A Legacy on the Line
I get it, the first season of Amandaland apparently got good reviews. Critics called the two leads a "dream comic double act." Fine. But bringing in Saunders and Lumley feels less like a confident creative choice and more like a desperate marketing ploy. It’s stunt casting, plain and simple. It’s a way to get headlines and trick old fans into watching a show they’d otherwise ignore.
This is the tightrope walk of every reboot, reunion, and spin-off. It’s a gamble with a beloved legacy. For every Better Call Saul that brilliantly expands on its source material, there are a dozen Joeys that just leave you feeling empty and embarrassed for everyone involved. The risk here isn't just a bad Christmas special; it's the potential to dilute the memory of one of the greatest comedies ever made. It’s like watching your favorite punk band from high school reunite to play a corporate gig at a software conference. The notes are the same, but the soul is gone.
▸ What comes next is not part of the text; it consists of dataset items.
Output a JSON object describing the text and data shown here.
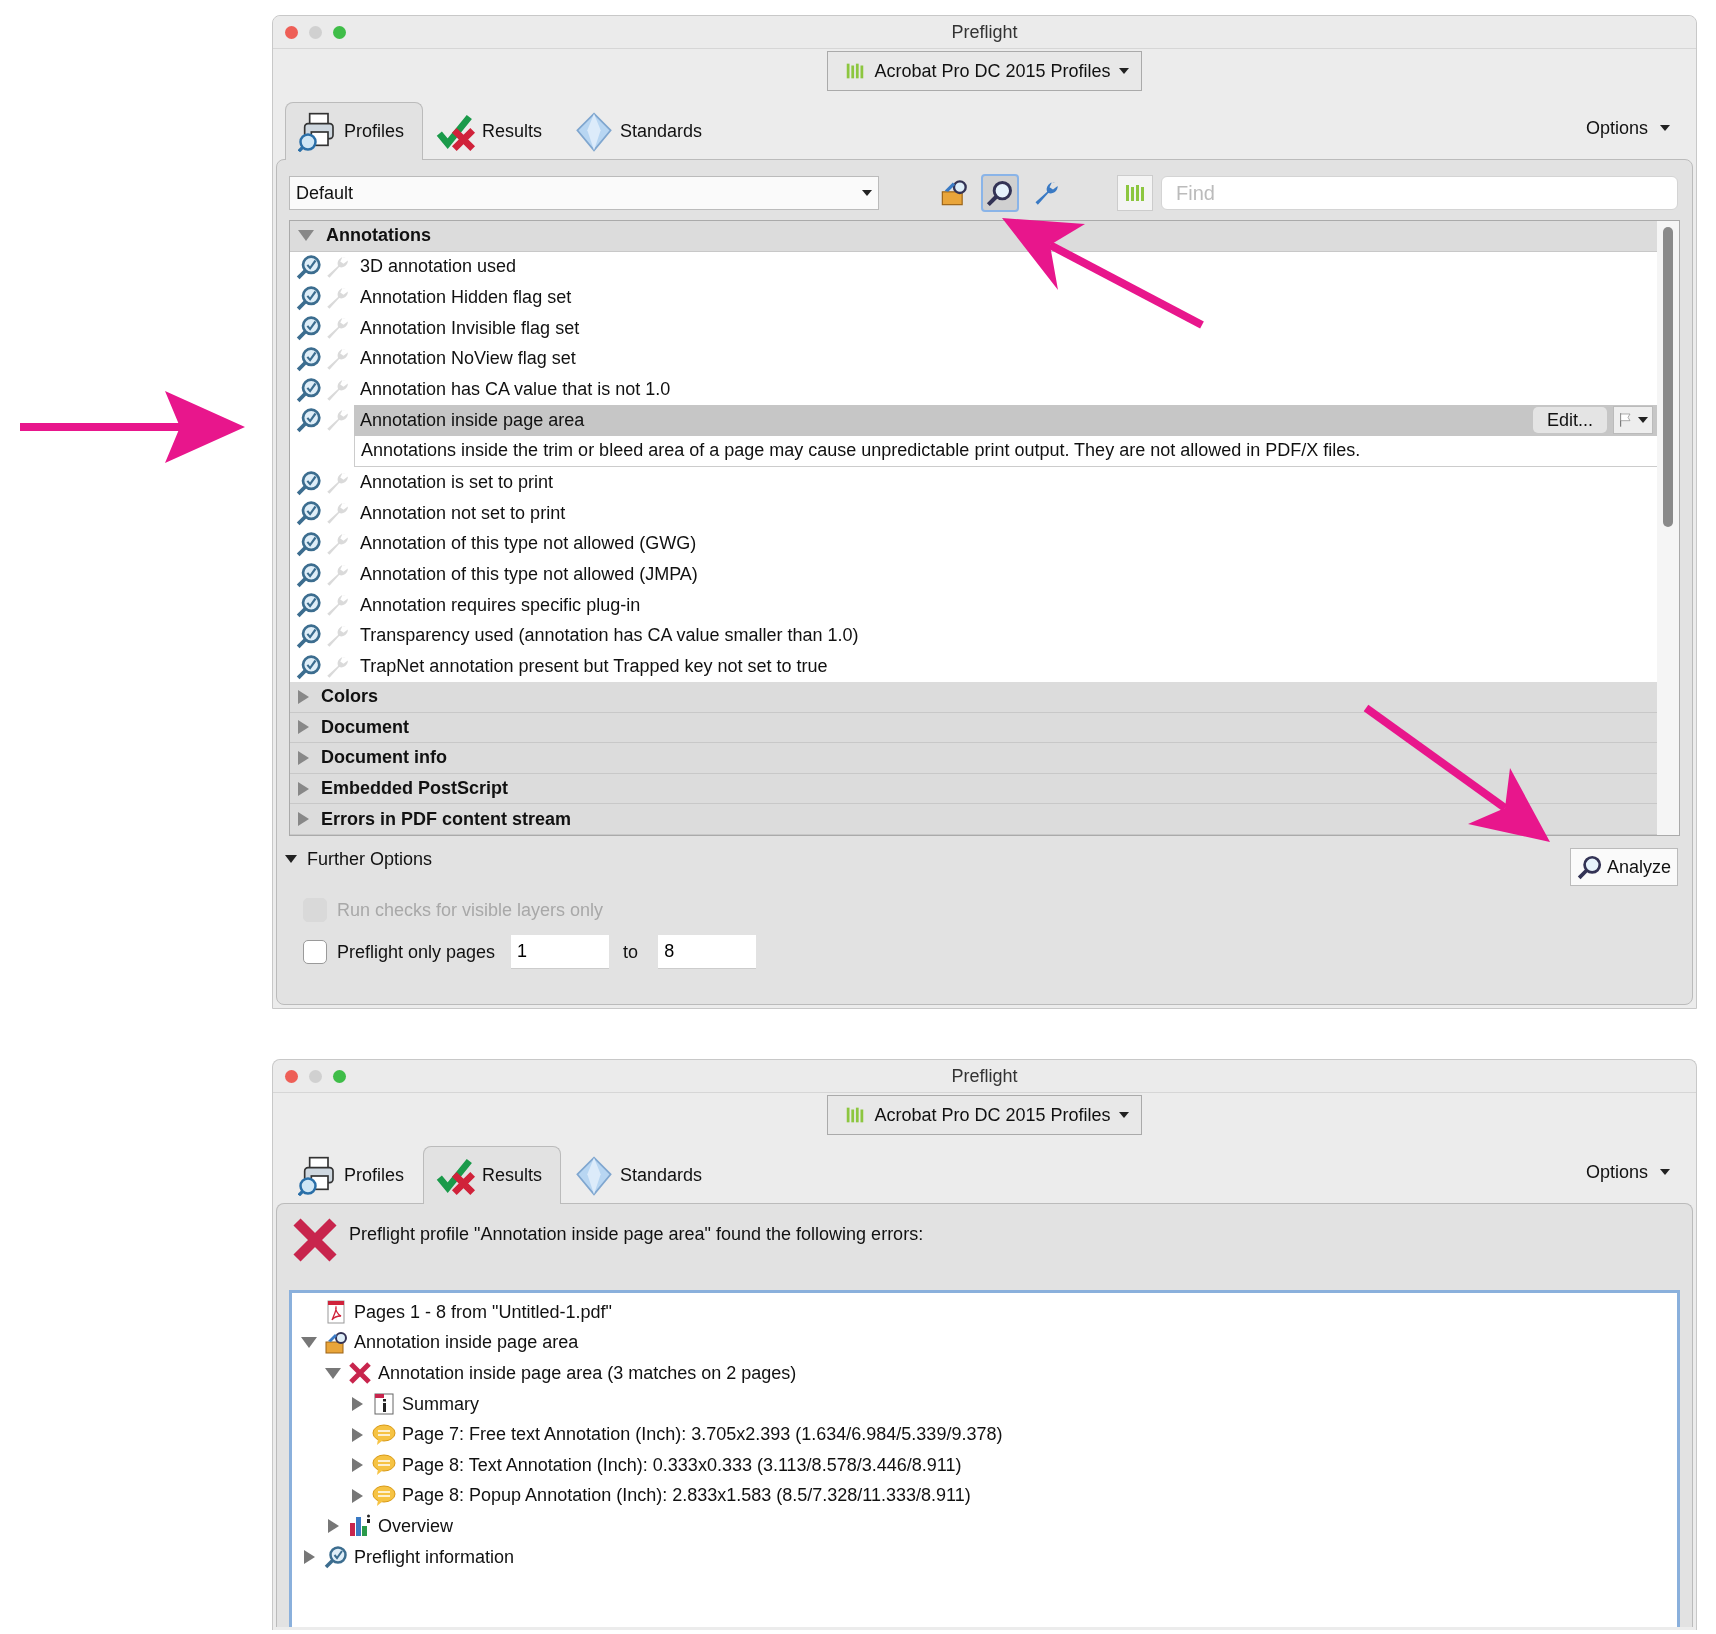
{
  "profiles_window": {
    "title": "Preflight",
    "library_button": {
      "label": "Acrobat Pro DC 2015 Profiles"
    },
    "tabs": [
      {
        "label": "Profiles",
        "kind": "profiles",
        "selected": true
      },
      {
        "label": "Results",
        "kind": "results",
        "selected": false
      },
      {
        "label": "Standards",
        "kind": "standards",
        "selected": false
      }
    ],
    "options_menu": {
      "label": "Options"
    },
    "profile_select": {
      "value": "Default"
    },
    "toolbar_buttons": [
      {
        "kind": "profiles",
        "selected": false
      },
      {
        "kind": "checks",
        "selected": true
      },
      {
        "kind": "fixups",
        "selected": false
      }
    ],
    "search": {
      "placeholder": "Find"
    },
    "groups": [
      {
        "label": "Annotations",
        "expanded": true,
        "items": [
          {
            "label": "3D annotation used",
            "selected": false
          },
          {
            "label": "Annotation Hidden flag set",
            "selected": false
          },
          {
            "label": "Annotation Invisible flag set",
            "selected": false
          },
          {
            "label": "Annotation NoView flag set",
            "selected": false
          },
          {
            "label": "Annotation has CA value that is not 1.0",
            "selected": false
          },
          {
            "label": "Annotation inside page area",
            "selected": true,
            "edit_button": "Edit...",
            "description": "Annotations inside the trim or bleed area of a page may cause unpredictable print output. They are not allowed in PDF/X files."
          },
          {
            "label": "Annotation is set to print",
            "selected": false
          },
          {
            "label": "Annotation not set to print",
            "selected": false
          },
          {
            "label": "Annotation of this type not allowed (GWG)",
            "selected": false
          },
          {
            "label": "Annotation of this type not allowed (JMPA)",
            "selected": false
          },
          {
            "label": "Annotation requires specific plug-in",
            "selected": false
          },
          {
            "label": "Transparency used (annotation has CA value smaller than 1.0)",
            "selected": false
          },
          {
            "label": "TrapNet annotation present but Trapped key not set to true",
            "selected": false
          }
        ]
      },
      {
        "label": "Colors",
        "expanded": false
      },
      {
        "label": "Document",
        "expanded": false
      },
      {
        "label": "Document info",
        "expanded": false
      },
      {
        "label": "Embedded PostScript",
        "expanded": false
      },
      {
        "label": "Errors in PDF content stream",
        "expanded": false
      }
    ],
    "further_options": {
      "label": "Further Options",
      "expanded": true,
      "options": [
        {
          "kind": "checkbox",
          "label": "Run checks for visible layers only",
          "checked": false,
          "disabled": true
        },
        {
          "kind": "page_range",
          "label": "Preflight only pages",
          "checked": false,
          "disabled": false,
          "from": "1",
          "to_label": "to",
          "to": "8"
        }
      ]
    },
    "analyze_button": {
      "label": "Analyze"
    }
  },
  "results_window": {
    "title": "Preflight",
    "library_button": {
      "label": "Acrobat Pro DC 2015 Profiles"
    },
    "tabs": [
      {
        "label": "Profiles",
        "kind": "profiles",
        "selected": false
      },
      {
        "label": "Results",
        "kind": "results",
        "selected": true
      },
      {
        "label": "Standards",
        "kind": "standards",
        "selected": false
      }
    ],
    "options_menu": {
      "label": "Options"
    },
    "message": {
      "text": "Preflight profile \"Annotation inside page area\" found the following errors:"
    },
    "tree": [
      {
        "kind": "pdf",
        "label": "Pages 1 - 8 from \"Untitled-1.pdf\""
      },
      {
        "kind": "profile",
        "label": "Annotation inside page area",
        "expanded": true,
        "children": [
          {
            "kind": "error",
            "label": "Annotation inside page area (3 matches on 2 pages)",
            "expanded": true,
            "children": [
              {
                "kind": "summary",
                "label": "Summary",
                "expanded": false
              },
              {
                "kind": "annotation",
                "label": "Page 7: Free text Annotation (Inch): 3.705x2.393 (1.634/6.984/5.339/9.378)",
                "expanded": false
              },
              {
                "kind": "annotation",
                "label": "Page 8: Text Annotation (Inch): 0.333x0.333 (3.113/8.578/3.446/8.911)",
                "expanded": false
              },
              {
                "kind": "annotation",
                "label": "Page 8: Popup Annotation (Inch): 2.833x1.583 (8.5/7.328/11.333/8.911)",
                "expanded": false
              }
            ]
          },
          {
            "kind": "overview",
            "label": "Overview",
            "expanded": false
          }
        ]
      },
      {
        "kind": "info",
        "label": "Preflight information",
        "expanded": false
      }
    ]
  }
}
Then again, maybe I'm the one who's out of touch. Maybe this will be a triumph. Perhaps seeing Saunders and Lumley spar again, even as different characters, will be a joy. But the odds are stacked against it. History is stacked against it. The entire television industry's lazy, risk-averse creative model is stacked against it. They say they're "delighted to be joining the fabulous Amandaland gang." My cynical translation? The check cleared, and it's easier than writing something new.
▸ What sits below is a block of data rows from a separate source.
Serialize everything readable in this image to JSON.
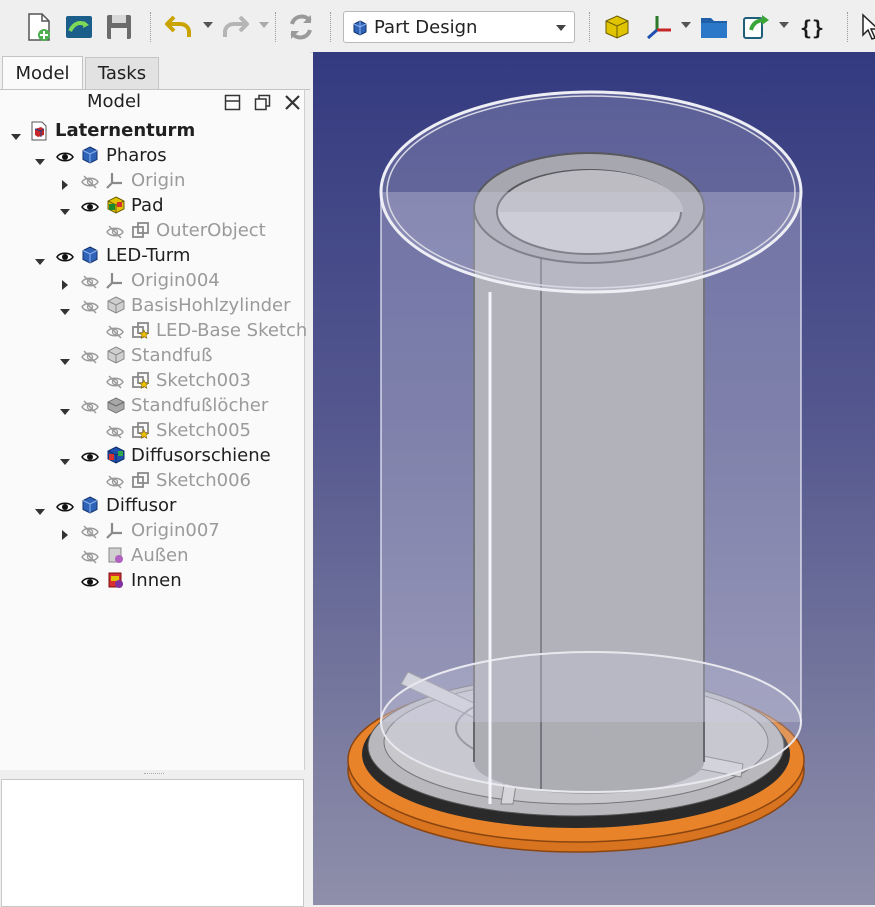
{
  "toolbar": {
    "buttons": [
      "new-file-icon",
      "open-file-icon",
      "save-icon",
      "undo-icon",
      "redo-icon",
      "refresh-icon",
      "part-icon",
      "axis-icon",
      "folder-icon",
      "link-icon",
      "macro-icon",
      "pointer-icon"
    ],
    "workbench": "Part Design"
  },
  "tabs": [
    "Model",
    "Tasks"
  ],
  "tree": {
    "header": "Model",
    "items": [
      {
        "label": "Laternenturm",
        "indent": 0,
        "arrow": "down",
        "eye": "none",
        "icon": "document",
        "hidden": false,
        "bold": true
      },
      {
        "label": "Pharos",
        "indent": 1,
        "arrow": "down",
        "eye": "open",
        "icon": "body",
        "hidden": false,
        "bold": false
      },
      {
        "label": "Origin",
        "indent": 2,
        "arrow": "right",
        "eye": "hidden",
        "icon": "origin",
        "hidden": true,
        "bold": false
      },
      {
        "label": "Pad",
        "indent": 2,
        "arrow": "down",
        "eye": "open",
        "icon": "pad",
        "hidden": false,
        "bold": false
      },
      {
        "label": "OuterObject",
        "indent": 3,
        "arrow": "none",
        "eye": "hidden",
        "icon": "sketch",
        "hidden": true,
        "bold": false
      },
      {
        "label": "LED-Turm",
        "indent": 1,
        "arrow": "down",
        "eye": "open",
        "icon": "body",
        "hidden": false,
        "bold": false
      },
      {
        "label": "Origin004",
        "indent": 2,
        "arrow": "right",
        "eye": "hidden",
        "icon": "origin",
        "hidden": true,
        "bold": false
      },
      {
        "label": "BasisHohlzylinder",
        "indent": 2,
        "arrow": "down",
        "eye": "hidden",
        "icon": "feature-grey",
        "hidden": true,
        "bold": false
      },
      {
        "label": "LED-Base Sketch",
        "indent": 3,
        "arrow": "none",
        "eye": "hidden",
        "icon": "sketch-star",
        "hidden": true,
        "bold": false
      },
      {
        "label": "Standfuß",
        "indent": 2,
        "arrow": "down",
        "eye": "hidden",
        "icon": "feature-grey",
        "hidden": true,
        "bold": false
      },
      {
        "label": "Sketch003",
        "indent": 3,
        "arrow": "none",
        "eye": "hidden",
        "icon": "sketch-star",
        "hidden": true,
        "bold": false
      },
      {
        "label": "Standfußlöcher",
        "indent": 2,
        "arrow": "down",
        "eye": "hidden",
        "icon": "pocket-grey",
        "hidden": true,
        "bold": false
      },
      {
        "label": "Sketch005",
        "indent": 3,
        "arrow": "none",
        "eye": "hidden",
        "icon": "sketch-star",
        "hidden": true,
        "bold": false
      },
      {
        "label": "Diffusorschiene",
        "indent": 2,
        "arrow": "down",
        "eye": "open",
        "icon": "feature-color",
        "hidden": false,
        "bold": false
      },
      {
        "label": "Sketch006",
        "indent": 3,
        "arrow": "none",
        "eye": "hidden",
        "icon": "sketch",
        "hidden": true,
        "bold": false
      },
      {
        "label": "Diffusor",
        "indent": 1,
        "arrow": "down",
        "eye": "open",
        "icon": "body",
        "hidden": false,
        "bold": false
      },
      {
        "label": "Origin007",
        "indent": 2,
        "arrow": "right",
        "eye": "hidden",
        "icon": "origin",
        "hidden": true,
        "bold": false
      },
      {
        "label": "Außen",
        "indent": 2,
        "arrow": "none",
        "eye": "hidden",
        "icon": "bool-grey",
        "hidden": true,
        "bold": false
      },
      {
        "label": "Innen",
        "indent": 2,
        "arrow": "none",
        "eye": "open",
        "icon": "bool-color",
        "hidden": false,
        "bold": false
      }
    ]
  },
  "colors": {
    "viewport_top": "#343a80",
    "viewport_bottom": "#8f8faa",
    "base_orange": "#e8832a",
    "model_grey": "#a8a8a8"
  }
}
And who can blame them, really? Why bother creating something original and risky when you can just re-sell people their own memories at a premium? It's the entire business model of Hollywood and, increasingly, the BBC. I just wonder what happens when the well runs dry. What will they reboot when they run out of things to reboot? Offcourse, by then, none of the current executives will still be around to answer for it.
Don't You Dare Tarnish It
Look, I want this to be good. I really do. I want to be proven wrong. I want to sit down this Christmas, watch these two legends on screen together, and laugh until I can't breathe. But I'm bracing for the worst. I'm bracing for a watered-down, focus-grouped, nostalgia-bait product that uses the legacy of Ab Fab as a cheap marketing hook. Please, for the love of all that is holy, don't screw this up. Don't make us regret ever loving Patsy and Edina in the first place.